Schip Rutte III loopt al snel na het afvaren averij op
Het schip Rutte III is amper op stoom of het loopt al averij op. Het aftreden van minister Zijlstra verwondt niet alleen hemzelf, maar ook de premier en eigenlijk de hele coalitie.
Je kunt er de klok op gelijkzetten. Als een minister aftreedt vóór hij zich in de Kamer heeft verdedigd, richt de schijnwerper van het Binnenhof zich meteen op de premier. Immers, híj zit er nog. Híj moet nu de kastanjes uit het vuur halen.

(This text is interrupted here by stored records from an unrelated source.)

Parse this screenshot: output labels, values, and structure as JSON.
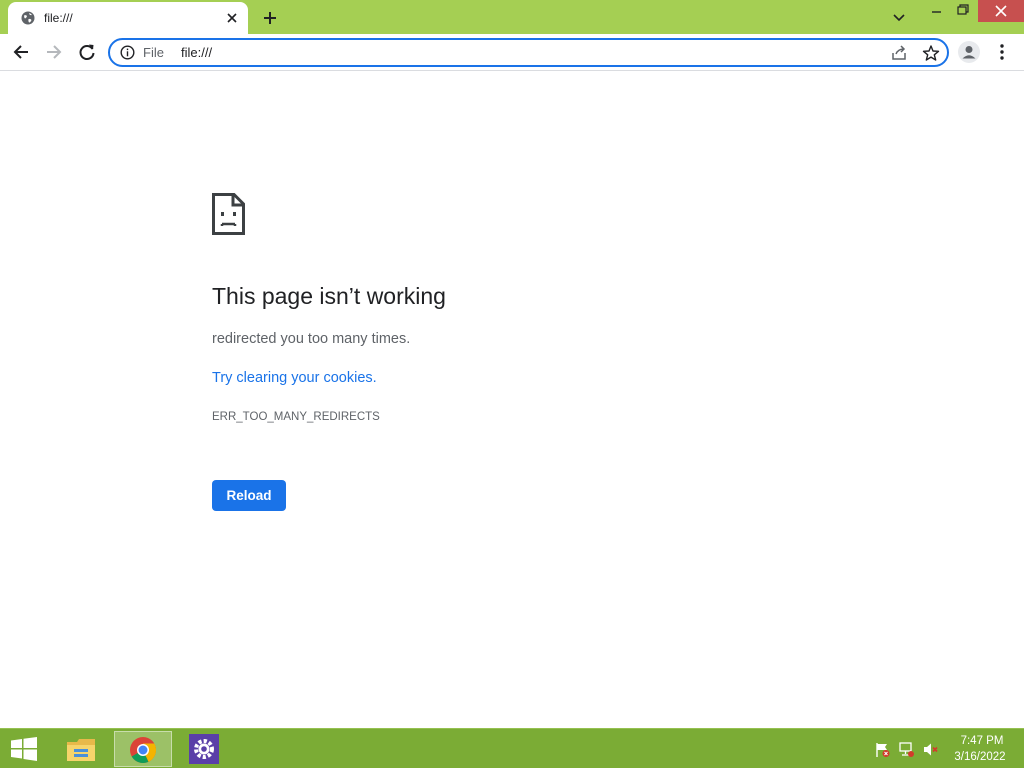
{
  "browser": {
    "tab": {
      "title": "file:///",
      "favicon": "globe-icon"
    },
    "address_bar": {
      "scheme_label": "File",
      "url": "file:///"
    },
    "colors": {
      "frame": "#a5cf53",
      "accent": "#1a73e8",
      "close_button": "#c7504f"
    }
  },
  "error_page": {
    "icon": "sad-page-icon",
    "title": "This page isn’t working",
    "description": "redirected you too many times.",
    "suggestion_link": "Try clearing your cookies.",
    "error_code": "ERR_TOO_MANY_REDIRECTS",
    "reload_label": "Reload"
  },
  "taskbar": {
    "pinned": [
      "file-explorer-icon",
      "chrome-icon",
      "settings-icon"
    ],
    "active_app": "chrome-icon",
    "tray": [
      "action-center-flag-icon",
      "network-icon",
      "volume-muted-icon"
    ],
    "time": "7:47 PM",
    "date": "3/16/2022",
    "color": "#7bac35"
  }
}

Zo ging het ook dinsdagavond na het overrompelende aftreden van VVD’er Zijlstra als minister van Buitenlandse Zaken. In het debat dat volgde mocht Rutte de klappen opvangen.
Het zwaarste verwijt dat de oppositie hem maakte, is dat de premier al twee weken wist van de leugen van Zijlstra over diens aanwezigheid in Poetins datsja, maar dat hij de Kamer daarover niet informeerde. Terwijl het toch niet om kruimelwerk ging. Een minister van Buitenlandse Zaken die fabuleert over zijn contacten met een wereldleider, verliest al snel in alle opzichten zijn geloofwaardigheid. En zou dát risico dan niet iets zijn om metéén met de Tweede Kamer, dé controleur van de regering, te delen?
Ruttes verweer kwam niet krachtig over. Volgens hem was het een kwestie „van wegen”. Híj had de afweging gemaakt dat, toen Zijlstra hem per telefoon vertelde „dat er een rotstuk van de Volkskrant zat aan te komen”, eerst dat krantenartikel maar eens af te wachten. Want het was toch mooi als zijn vriend eerlijk een fout ging rechtzetten? En het zou toch rommelig zijn geweest om door die procedure met het dagblad al gelijk heen te fietsen?
De oppositie kon er met haar pet niet bij. Oh, dus om de Volkskrant een primeur te gunnen, bleven wij van cruciale informatie verstoken? En al die tijd was onze minister van Buitenlandse Zaken „chantabel” (Baudet), omdat hij een geheim met zich meedroeg?
Zulke termen gingen Rutte echter „veel te ver.” Jawel, hij had fouten gemaakt. De grootste beging hij maandagmorgen. „Toen de Volkskrant met dit artikel kwam, had ik meteen een brief naar de Kamer moeten sturen.” Wat hem echter parten speelde, was dat hij de kwestie twee weken geleden „totaal verkeerd inschatte.” Na een goede uitleg door de bewindsman in het parlement zou de zaak wel weer gesust kunnen worden, meende hij. „Ik zag het niet als een doodzonde.”
Een flink deel van de oppositie kon daar dinsdag weinig mee. Hier was simpelweg artikel 68 van de Grondwet in het geding, betoogde Wilders, die het kabinet verplicht om, ook proactief, alle relevante informatie met het parlement te delen. Zijn motie van wantrouwen werd door vijf fracties (PVV, SP, PvdD, DENK en FVD), samen goed voor 43 zetels, gesteund. Misschien geen catastrofe voor Rutte III, maar wel vervelend voor een kabinet dat steeds naarstig zoekt naar ruimere coalities.
Zo raakt de aftocht van Zijlstra niet alleen hemzelf, maar ook de premier én de hechtheid van de coalitie als geheel. Zijlstra was immers niet zomaar iemand. Hij was een van de voornaamste architecten van dit kabinet. Was Rutte tijdens de formatiebesprekingen vanwege zijn premierschap nogal eens absent, Zijlstra zat altijd aan de tafel. Hij weet alle ins en outs van de gemaakte afspraken; ook wat de achterliggende gedachten waren achter soms algemeen geformuleerde en cryptische frases in het regeerakkoord.
Dat hij er niet meer is, kan de coalitie later best nog opbreken, vooral als er meningsverschillen rijzen over de uitleg van het akkoord. Snel even aan Halbe vragen „wat we ook alweer bedoelden met die drie zinnen op pagina 16”; dat is er dan niet meer bij.